A Roman Point of View
New Testatment-inspired movies usually follow Jesus' storyline from his perspective or that of his followers, but Risen seeks to tell a different side of the story.
"We have to think about the fact that when Jesus rose, the grave was empty. There were Romans that were there to guard it," Peluso says. "What on earth was happening on the other side of the room that we're not paying attention to? Something had to happen. At some point, Caiaphas had to get the news that the tomb was empty, and at some point Caiaphas had to confront Pilate with it, who'd had him killed. Pilate, who had to have sanctioned the guards at the tomb had to have been embarrassed, because his military, who's the greatest army in the world, just failed in their job. So there are all of these political, spiritual, social dominoes that are falling...."
Risen takes the point of view of Clavius, a skeptical Roman commander serving under the rule of Pontius Pilate. In Risen, Clavius (played by Fiennes) begrudgingly investigates the disappearance of Jesus' corpse, hoping to root out answers, only to uncover more questions.
"It's from his story, an unbelieving, pagan, Roman, powerful man who encounters these believers and who is thrust into really the most important event in human history," Peluso explains.
"So [Clavius] goes in with a vengeance to shut this down," he says. "But he's also a fair man and a judicial man, so he's weighing the evidence. It's kind of this collision of The Passion of the Christ and the sequel with CSI."

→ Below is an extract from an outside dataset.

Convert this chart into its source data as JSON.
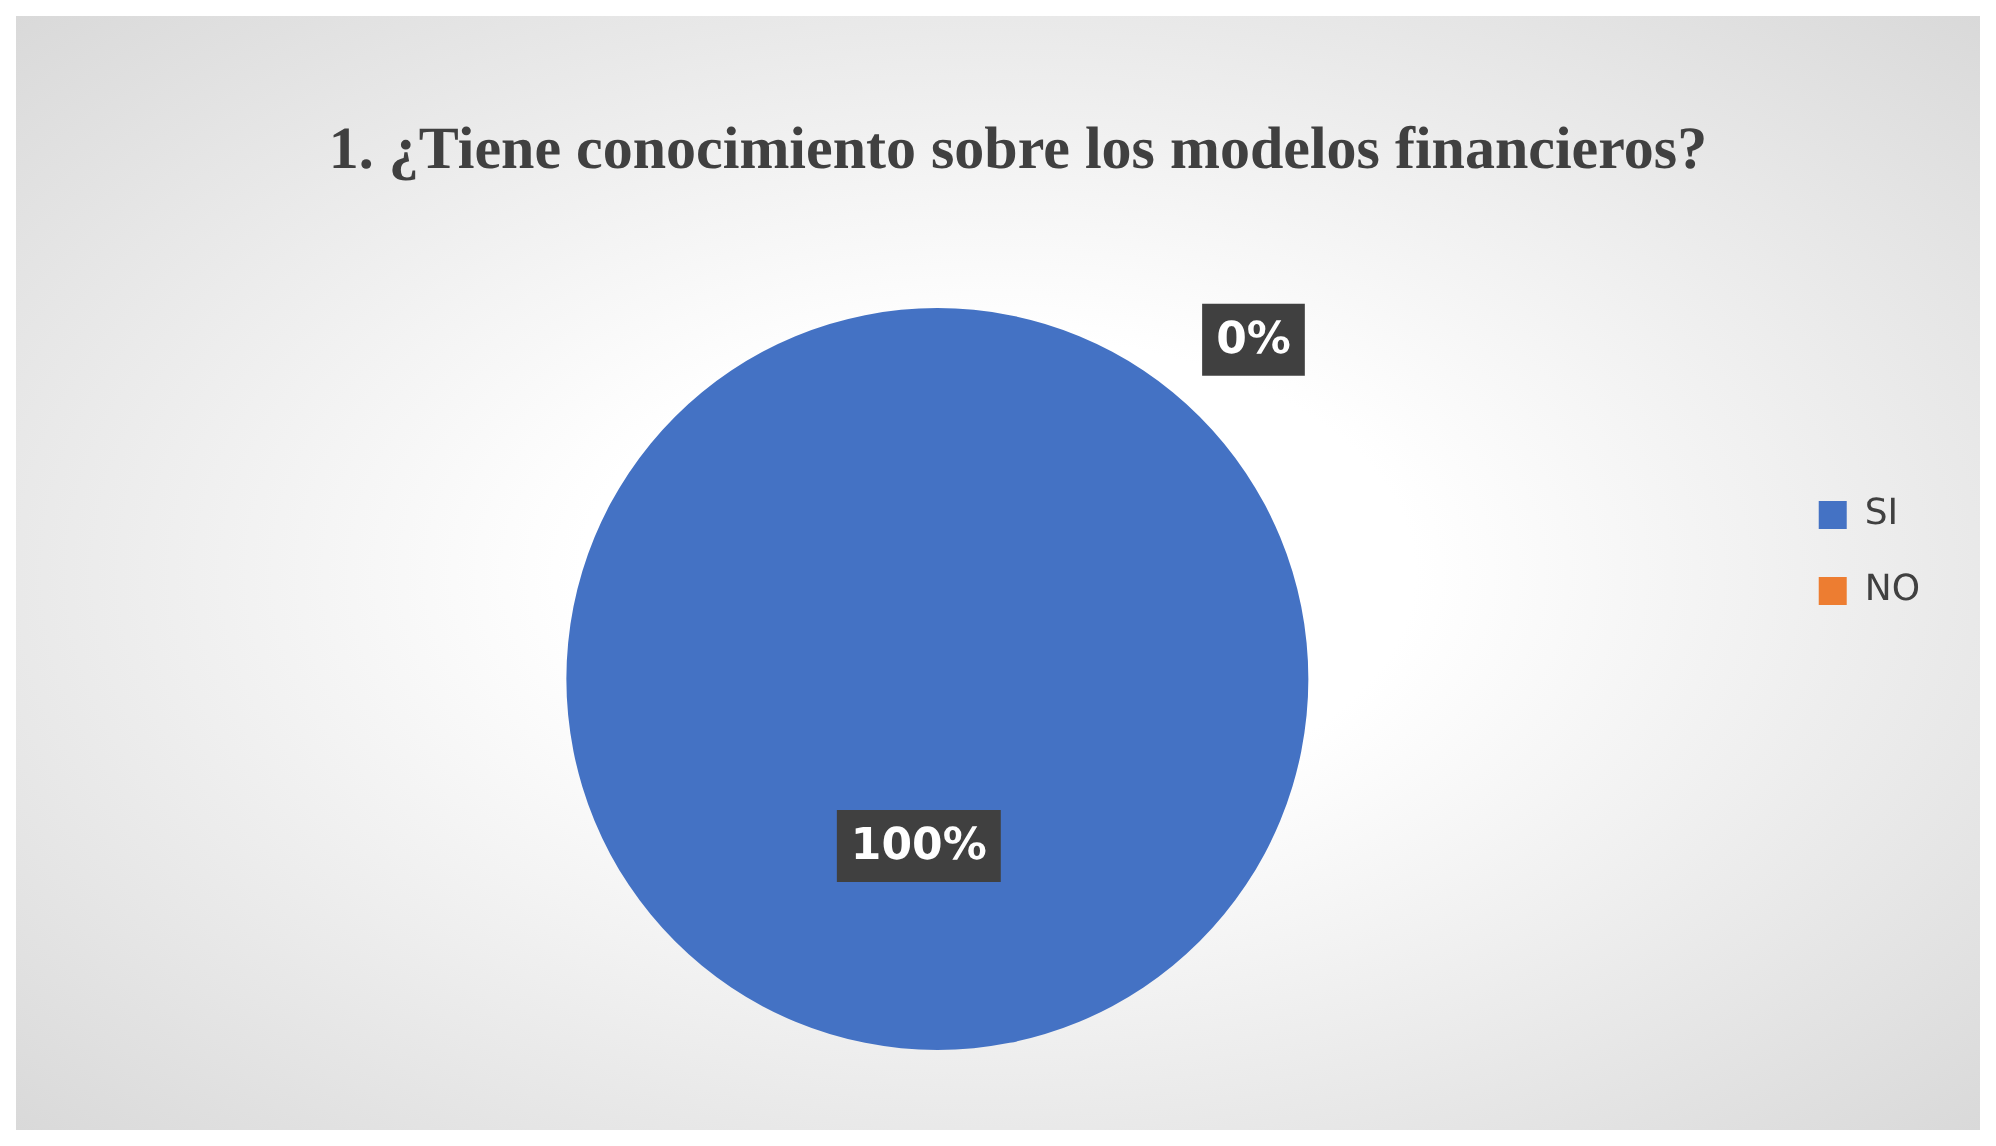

Having played German monk and reformer Martin Luther in the 2003 film, Luther, Fiennes is no novice when it comes to working on films about Christianity. According to Peluso, Fiennes' talent for the dramatic lends well to the layered character of Clavius.
"He's just a powerful force on camera. He emotes love and power. He's just something to behold on screen. He does an amazing job as Clavius," Peluso says.
Just Another Jesus Movie?
You may be shaking your head at this point, asking yourself, "Why another Jesus movie?" Well, Peluso has an answer. He knows without a doubt that Risen offers something different, something audiences, regardless of their faith or lack thereof, want to see.
"Because of the perspective of coming in this through the eyes of a nonbeliever, it feels very comfortable for nonbelievers to try this story on like a jacket," he says. "And that's not just assuming it; it's through our testing."
Having tested the film four times, thus far, in front of large audiences, Peluso has gotten the rave reviews he wanted.
"What we're seeing from non-Christians and those who do not regularly attend church is that they do not feel preached to. They don't feel kind of hit over the head with Jesus or the Bible. But, they are intrigued by this man and His followers. They are intrigued by the story of what happened, the birth of Christianity and the fact that the infrastructure of Judea, both the Sanhedrin and the Jewish leadership and the Roman leadership were all about crushing this man and crushing His followers. So that automatically lends them credibility."
"Jesus is not talking at them heavily through this movie. It's through Clavius' interactions with Jesus and Clavius' interactions with the disciples that we learn of Jesus' teachings and we learn who He is as the Son of God. And again, it all feels just so easy to try on for the unchurched."
From believers, there was one, unifying message Affirm Films received during the faith-based testing.
"They're just relieved that it's not like the two big Bible movies of last year, in that it didn't take liberties beyond acceptable levels in their mind. So they were relieved," Peluso says. "And we're excited that Christians feel like they can embrace this story."